Ho posto attenzione alle differenze tra family firms e non family firms, analizzando quali cambiamenti si possano verificare in presenza di una leadership femminile (Amministratrice delegata o Presidente) nei CdA in termini di consistenza, caratteristiche e ruolo ricoperto dalle donne.

Sono diversi i punti di contatto tra le attività promosse da State Street e il tema trattato nella tua tesi. Ad esempio, The Fearless Girl è un’installazione di cui abbiamo già parlato qui su DiverCity, commissionata da State Street, che oggi si trova di fronte alla New York Stock Exchange, volta a promuovere la diversità di genere e incentivare la presenza delle donne nei CDA con l’idea che, quando a comandare sono le donne, le cose cambiano. Cosa è emerso dalla tua ricerca?
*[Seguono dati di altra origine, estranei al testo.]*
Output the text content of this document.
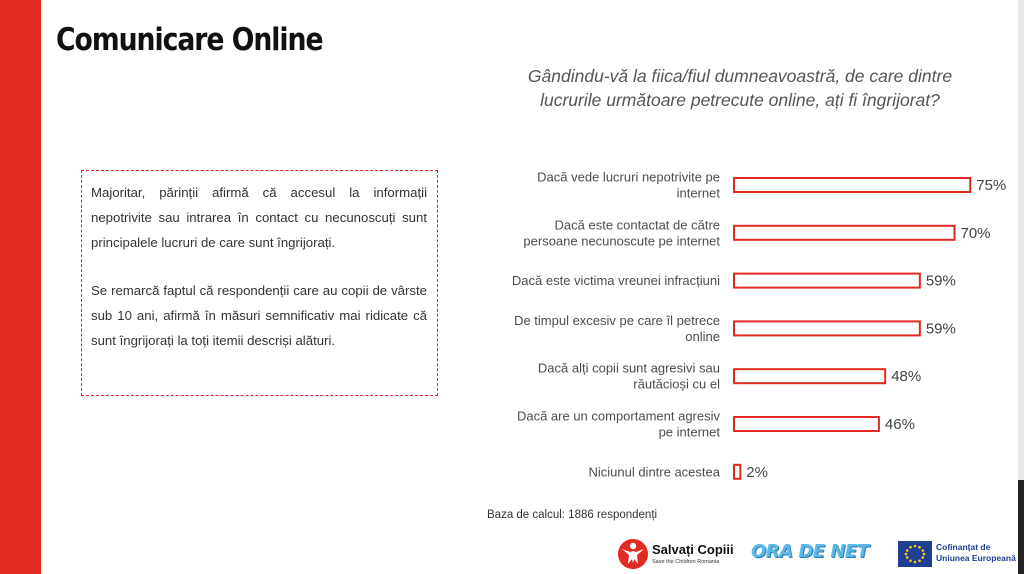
Comunicare Online
Gândindu-vă la fiica/fiul dumneavoastră, de care dintre lucrurile următoare petrecute online, ați fi îngrijorat?

Majoritar, părinții afirmă că accesul la informații nepotrivite sau intrarea în contact cu necunoscuți sunt principalele lucruri de care sunt îngrijorați.

Se remarcă faptul că respondenții care au copii de vârste sub 10 ani, afirmă în măsuri semnificativ mai ridicate că sunt îngrijorați la toți itemii descriși alături.

75%
Dacă vede lucruri nepotrivite pe
internet
70%
Dacă este contactat de către
persoane necunoscute pe internet
59%
Dacă este victima vreunei infracțiuni
59%
De timpul excesiv pe care îl petrece
online
48%
Dacă alți copii sunt agresivi sau
răutăcioși cu el
46%
Dacă are un comportament agresiv
pe internet
2%
Niciunul dintre acestea
Baza de calcul: 1886 respondenți
Salvați Copiii
Save the Children Romania ORA DE NET	Cofinanțat de
Uniunea Europeană
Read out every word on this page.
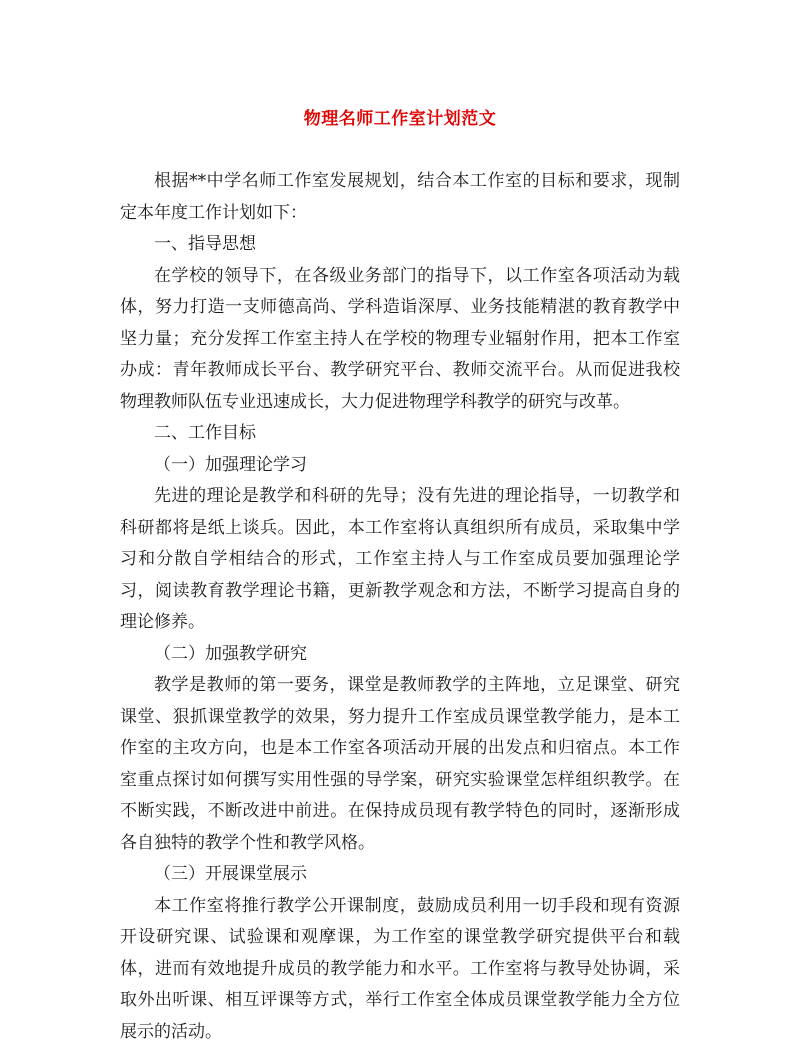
物理名师工作室计划范文

根据**中学名师工作室发展规划，结合本工作室的目标和要求，现制定本年度工作计划如下：

一、指导思想

在学校的领导下，在各级业务部门的指导下，以工作室各项活动为载体，努力打造一支师德高尚、学科造诣深厚、业务技能精湛的教育教学中坚力量；充分发挥工作室主持人在学校的物理专业辐射作用，把本工作室办成：青年教师成长平台、教学研究平台、教师交流平台。从而促进我校物理教师队伍专业迅速成长，大力促进物理学科教学的研究与改革。

二、工作目标

（一）加强理论学习

先进的理论是教学和科研的先导；没有先进的理论指导，一切教学和科研都将是纸上谈兵。因此，本工作室将认真组织所有成员，采取集中学习和分散自学相结合的形式，工作室主持人与工作室成员要加强理论学习，阅读教育教学理论书籍，更新教学观念和方法，不断学习提高自身的理论修养。

（二）加强教学研究

教学是教师的第一要务，课堂是教师教学的主阵地，立足课堂、研究课堂、狠抓课堂教学的效果，努力提升工作室成员课堂教学能力，是本工作室的主攻方向，也是本工作室各项活动开展的出发点和归宿点。本工作室重点探讨如何撰写实用性强的导学案，研究实验课堂怎样组织教学。在不断实践，不断改进中前进。在保持成员现有教学特色的同时，逐渐形成各自独特的教学个性和教学风格。

（三）开展课堂展示

本工作室将推行教学公开课制度，鼓励成员利用一切手段和现有资源开设研究课、试验课和观摩课，为工作室的课堂教学研究提供平台和载体，进而有效地提升成员的教学能力和水平。工作室将与教导处协调，采取外出听课、相互评课等方式，举行工作室全体成员课堂教学能力全方位展示的活动。
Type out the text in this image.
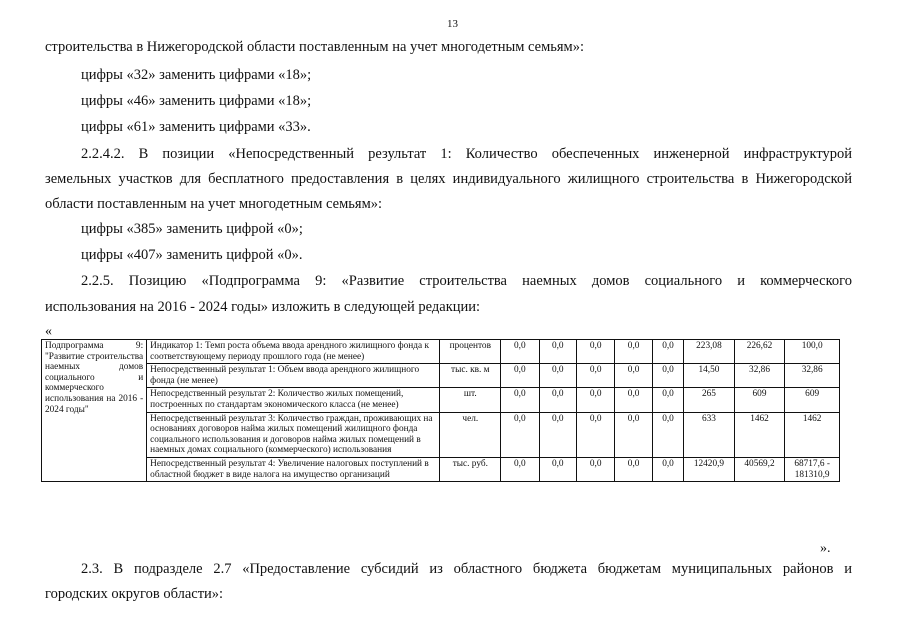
13
строительства в Нижегородской области поставленным на учет многодетным семьям»:
цифры «32» заменить цифрами «18»;
цифры «46» заменить цифрами «18»;
цифры «61» заменить цифрами «33».
2.2.4.2. В позиции «Непосредственный результат 1: Количество обеспеченных инженерной инфраструктурой
земельных участков для бесплатного предоставления в целях индивидуального жилищного строительства в Нижегородской
области поставленным на учет многодетным семьям»:
цифры «385» заменить цифрой «0»;
цифры «407» заменить цифрой «0».
2.2.5. Позицию «Подпрограмма 9: «Развитие строительства наемных домов социального и коммерческого
использования на 2016 - 2024 годы» изложить в следующей редакции:
«
Подпрограмма 9: "Развитие строительства наемных домов социального и коммерческого использования на 2016 - 2024 годы"	Индикатор 1: Темп роста объема ввода арендного жилищного фонда к соответствующему периоду прошлого года (не менее)	процентов	0,0	0,0	0,0	0,0	0,0	223,08	226,62	100,0
	Непосредственный результат 1: Объем ввода арендного жилищного фонда (не менее)	тыс. кв. м	0,0	0,0	0,0	0,0	0,0	14,50	32,86	32,86
	Непосредственный результат 2: Количество жилых помещений, построенных по стандартам экономического класса (не менее)	шт.	0,0	0,0	0,0	0,0	0,0	265	609	609
	Непосредственный результат 3: Количество граждан, проживающих на основаниях договоров найма жилых помещений жилищного фонда социального использования и договоров найма жилых помещений в наемных домах социального (коммерческого) использования	чел.	0,0	0,0	0,0	0,0	0,0	633	1462	1462
	Непосредственный результат 4: Увеличение налоговых поступлений в областной бюджет в виде налога на имущество организаций	тыс. руб.	0,0	0,0	0,0	0,0	0,0	12420,9	40569,2	68717,6 - 181310,9
».
2.3. В подразделе 2.7 «Предоставление субсидий из областного бюджета бюджетам муниципальных районов и
городских округов области»:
Quando le donne ricoprono ruoli apicali, un primo segnale di cambiamento si può evincere all’interno stesso del CdA. Dai risultati della mia analisi è emerso che la percentuale di donne nei boards aumenta in presenza di una leadership femminile (AD o Presidente). L’aumento del numero di donne nei CdA consente la creazione di quella massa critica necessaria per legittimare la presenza di una minoranza all’interno del gruppo in grado sia di incidere sulle scelte del Consiglio, sia di agevolare la diminuzione dell’effetto glass ceiling.

[Glass ceiling: fenomeno che consiste nell’impossibilità per le donne di raggiungere posizioni di vertice nel proprio ambito lavorativo, generalmente riservate alla popolazione maschile, ndr]. La massa critica, a sua volta, legittima la presenza stessa di un’Amministratrice Delegata. 

Stefania Colombo,
Responsabile del team Client Relationship Management, chair dell’ERG Professional Women Network di State Street

In base a quanto emerso dai tuoi studi, quali altri benefici comporta la presenza di una leadership femminile?

Una leadership femminile può influire anche sul ruolo ricoperto dalle donne nel Consiglio: in presenza di una CEO o di una Presidente, diminuisce la probabilità che le donne ricoprano la carica di amministratrici indipendenti, aumentando la rappresentanza femminile nelle cariche esecutive. 

Questo risultato è molto importante in quanto le donne, ad oggi, non hanno realmente oltrepassato il soffitto di cristallo e restano ancora sottorappresentate nell’esecutivo. 

Effettivamente, una leadership femminile può generare cambiamenti sia all’interno, sia all’esterno dei board, ma resta ancora molta strada da fare: la legge Golfo-Mosca ha consentito un aumento delle quote di genere all’interno dei CdA, ma è necessario un cambiamento culturale e sociale che confermi una reale inclusione di genere.